New Pittsburgh Steelers defensive line coach Karl Dunbar certainly isn’t new to the game of football as not only is he a former NFL player, he has also coached at either the college or professional level since 1998. During his first sit-down interview with Missi Matthews of steelers.com, Dunbar was asked to give his own personal coaching philosophy in a nutshell.
“Assessing talent, accumulating talent and then basically getting that talent to play up to, or beyond his potential,” Dunbar said. “And far as defensive line is concerned, teaching guys how to use their hands, how to come out of their hips, and when you’re talking about just football, but my philosophy is making guys team guys.”
Dunbar then proceeded to further breakdown what it means to be a team guy as a member of one of his defensive line units.
“Every line I’ve ever coached the guys have enjoyed playing with each other and they’ve helped each other, because if you’re going to sack a quarterback, there’s not going to be one guy,” Dunbar said. “It’s going to be a group of guys keeping that quarterback in the pocket. And when those guys are unselfish, to do some things that’s not good for them, but good for somebody else, because people are taking away you from doing something else, and I think when you get a group of guys that can do that kind of stuff, my philosophy comes into play.”
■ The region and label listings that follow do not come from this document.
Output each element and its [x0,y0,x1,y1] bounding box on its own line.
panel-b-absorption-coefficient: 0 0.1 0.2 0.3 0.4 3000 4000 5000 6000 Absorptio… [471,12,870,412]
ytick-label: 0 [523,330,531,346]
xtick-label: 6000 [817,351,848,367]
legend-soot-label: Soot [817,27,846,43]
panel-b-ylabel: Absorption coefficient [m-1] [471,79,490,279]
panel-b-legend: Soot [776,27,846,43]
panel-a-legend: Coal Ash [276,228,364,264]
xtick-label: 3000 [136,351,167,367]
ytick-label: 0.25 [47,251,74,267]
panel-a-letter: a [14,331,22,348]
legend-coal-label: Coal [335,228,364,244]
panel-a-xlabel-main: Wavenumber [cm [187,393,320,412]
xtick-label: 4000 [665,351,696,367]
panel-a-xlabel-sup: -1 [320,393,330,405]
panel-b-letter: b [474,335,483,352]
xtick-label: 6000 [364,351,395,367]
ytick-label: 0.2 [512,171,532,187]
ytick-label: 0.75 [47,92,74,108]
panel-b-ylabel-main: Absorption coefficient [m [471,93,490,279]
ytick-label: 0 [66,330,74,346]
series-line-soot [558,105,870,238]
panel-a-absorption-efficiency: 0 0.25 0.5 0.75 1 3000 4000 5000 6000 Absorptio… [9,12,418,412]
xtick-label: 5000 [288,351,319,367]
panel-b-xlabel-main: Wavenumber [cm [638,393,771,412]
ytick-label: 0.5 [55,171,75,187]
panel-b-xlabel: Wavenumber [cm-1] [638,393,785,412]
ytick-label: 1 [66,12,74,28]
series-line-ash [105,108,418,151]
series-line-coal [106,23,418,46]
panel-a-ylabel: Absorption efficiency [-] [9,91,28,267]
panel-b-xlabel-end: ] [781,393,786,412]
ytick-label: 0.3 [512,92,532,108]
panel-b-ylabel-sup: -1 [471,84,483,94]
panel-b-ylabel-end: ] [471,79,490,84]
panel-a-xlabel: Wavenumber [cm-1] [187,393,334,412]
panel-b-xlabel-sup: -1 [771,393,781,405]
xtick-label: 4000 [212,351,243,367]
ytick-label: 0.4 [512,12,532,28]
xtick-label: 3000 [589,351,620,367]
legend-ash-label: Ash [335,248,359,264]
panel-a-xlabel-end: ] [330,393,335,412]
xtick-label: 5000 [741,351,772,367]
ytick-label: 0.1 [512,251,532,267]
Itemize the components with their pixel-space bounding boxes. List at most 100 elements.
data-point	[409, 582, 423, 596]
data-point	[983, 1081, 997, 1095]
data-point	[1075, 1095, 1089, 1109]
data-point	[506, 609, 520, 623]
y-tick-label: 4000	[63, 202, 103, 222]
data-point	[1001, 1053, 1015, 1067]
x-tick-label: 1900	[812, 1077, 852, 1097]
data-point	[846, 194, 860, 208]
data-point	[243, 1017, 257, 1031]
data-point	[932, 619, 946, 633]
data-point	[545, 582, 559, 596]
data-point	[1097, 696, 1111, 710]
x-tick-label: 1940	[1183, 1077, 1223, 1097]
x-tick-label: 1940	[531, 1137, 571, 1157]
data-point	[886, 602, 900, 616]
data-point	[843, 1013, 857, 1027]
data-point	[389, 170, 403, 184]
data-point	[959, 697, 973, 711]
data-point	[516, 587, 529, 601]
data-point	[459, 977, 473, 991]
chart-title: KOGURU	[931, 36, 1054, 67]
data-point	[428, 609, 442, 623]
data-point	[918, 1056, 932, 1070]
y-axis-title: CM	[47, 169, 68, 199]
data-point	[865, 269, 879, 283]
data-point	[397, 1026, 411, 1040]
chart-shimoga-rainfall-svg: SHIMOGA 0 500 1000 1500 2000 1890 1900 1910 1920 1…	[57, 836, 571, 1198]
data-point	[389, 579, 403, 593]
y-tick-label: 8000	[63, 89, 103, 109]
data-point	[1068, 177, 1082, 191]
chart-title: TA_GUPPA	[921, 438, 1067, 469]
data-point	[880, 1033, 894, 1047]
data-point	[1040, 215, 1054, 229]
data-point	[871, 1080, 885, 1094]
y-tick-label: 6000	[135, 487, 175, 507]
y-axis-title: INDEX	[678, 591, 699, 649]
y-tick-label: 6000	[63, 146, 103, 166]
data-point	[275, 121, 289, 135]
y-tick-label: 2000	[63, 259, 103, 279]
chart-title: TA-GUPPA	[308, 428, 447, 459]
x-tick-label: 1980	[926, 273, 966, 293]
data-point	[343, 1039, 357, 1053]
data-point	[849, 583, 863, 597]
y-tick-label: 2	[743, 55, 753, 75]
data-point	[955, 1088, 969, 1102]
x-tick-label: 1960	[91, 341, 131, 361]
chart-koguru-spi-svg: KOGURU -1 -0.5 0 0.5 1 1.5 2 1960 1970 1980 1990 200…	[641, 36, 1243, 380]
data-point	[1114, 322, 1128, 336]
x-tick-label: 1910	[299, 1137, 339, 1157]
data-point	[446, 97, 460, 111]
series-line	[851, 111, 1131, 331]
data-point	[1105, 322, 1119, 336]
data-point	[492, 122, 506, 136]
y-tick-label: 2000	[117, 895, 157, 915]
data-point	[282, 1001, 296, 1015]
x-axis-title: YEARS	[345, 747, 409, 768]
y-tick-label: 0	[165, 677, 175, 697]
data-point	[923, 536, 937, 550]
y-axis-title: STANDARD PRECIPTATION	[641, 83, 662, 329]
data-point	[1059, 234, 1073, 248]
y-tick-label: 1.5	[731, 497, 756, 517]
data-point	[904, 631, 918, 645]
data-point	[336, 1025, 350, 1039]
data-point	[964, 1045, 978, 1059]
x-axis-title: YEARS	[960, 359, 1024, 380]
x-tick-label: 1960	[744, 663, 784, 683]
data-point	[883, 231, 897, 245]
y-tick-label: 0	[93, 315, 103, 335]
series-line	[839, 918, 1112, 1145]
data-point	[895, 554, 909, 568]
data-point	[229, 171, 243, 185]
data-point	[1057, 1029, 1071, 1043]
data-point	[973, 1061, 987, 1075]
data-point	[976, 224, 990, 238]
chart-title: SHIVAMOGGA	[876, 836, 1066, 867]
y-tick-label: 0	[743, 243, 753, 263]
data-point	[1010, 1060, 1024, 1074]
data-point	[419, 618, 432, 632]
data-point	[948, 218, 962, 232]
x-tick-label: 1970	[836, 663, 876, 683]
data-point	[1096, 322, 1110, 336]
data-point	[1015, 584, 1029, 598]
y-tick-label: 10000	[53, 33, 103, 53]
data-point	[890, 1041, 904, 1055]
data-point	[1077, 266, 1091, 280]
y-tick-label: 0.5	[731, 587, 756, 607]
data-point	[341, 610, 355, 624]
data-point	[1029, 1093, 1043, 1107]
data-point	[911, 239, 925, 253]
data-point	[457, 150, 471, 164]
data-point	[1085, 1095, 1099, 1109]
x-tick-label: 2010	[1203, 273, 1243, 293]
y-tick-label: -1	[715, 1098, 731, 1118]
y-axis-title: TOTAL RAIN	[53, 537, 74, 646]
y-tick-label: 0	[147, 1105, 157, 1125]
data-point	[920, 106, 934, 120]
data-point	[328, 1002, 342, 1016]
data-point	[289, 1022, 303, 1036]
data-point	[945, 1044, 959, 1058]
Dunbar, who was originally drafted by the Steelers in the eighth-round of the 1990 NFL Draft out of LSU, still believes that a description for a defensive lineman in today’s NFL is still the same as it was when he came into league nearly three full decades ago.
“I think it’s still the same thing,” Dunbar told Matthews. “I think you still need hostile, mobile and agile players.”
The Steelers new defensive line coach did say, however, that today’s NFL player comes out of college with bodies more ready for professional play.
“The bodies are more mature when you get into the NFL because when you get a kid out of high school, who is maybe 16 or 17 year old, he still has room to grow,” Dunbar said “But I think once you get a kid here in pro ball, he basically is who he is. He’s not going to gain 30 pounds just because he came to the NFL, but a lot of those kids between 17 and 21 have put on 20 to 30 pounds, or changed their body type. Usually when you get a kid out of college, he is who he is.”
Dunbar now being in Pittsburgh gives him a chance to reunite with head coach Mike Tomlin, as the two were on the coaching staff of the Minnesota Vikings way back in 2006. Dunbar told Matthews that Tomlin is the same guy he remembers when the two were with the Vikings.
“Well, I haven’t coached with him since then and we’ve been around,” Dunbar said of Tomlin. “And he’s still the same talkative guy. He’s authoritative. When he says something, he wants it that way and I think that’s been the thing that I’ve always enjoyed being around Mike is he is the guy who he is all the time. And when you don’t have to worry about what guy is going to show up, it makes your job a lot easier.”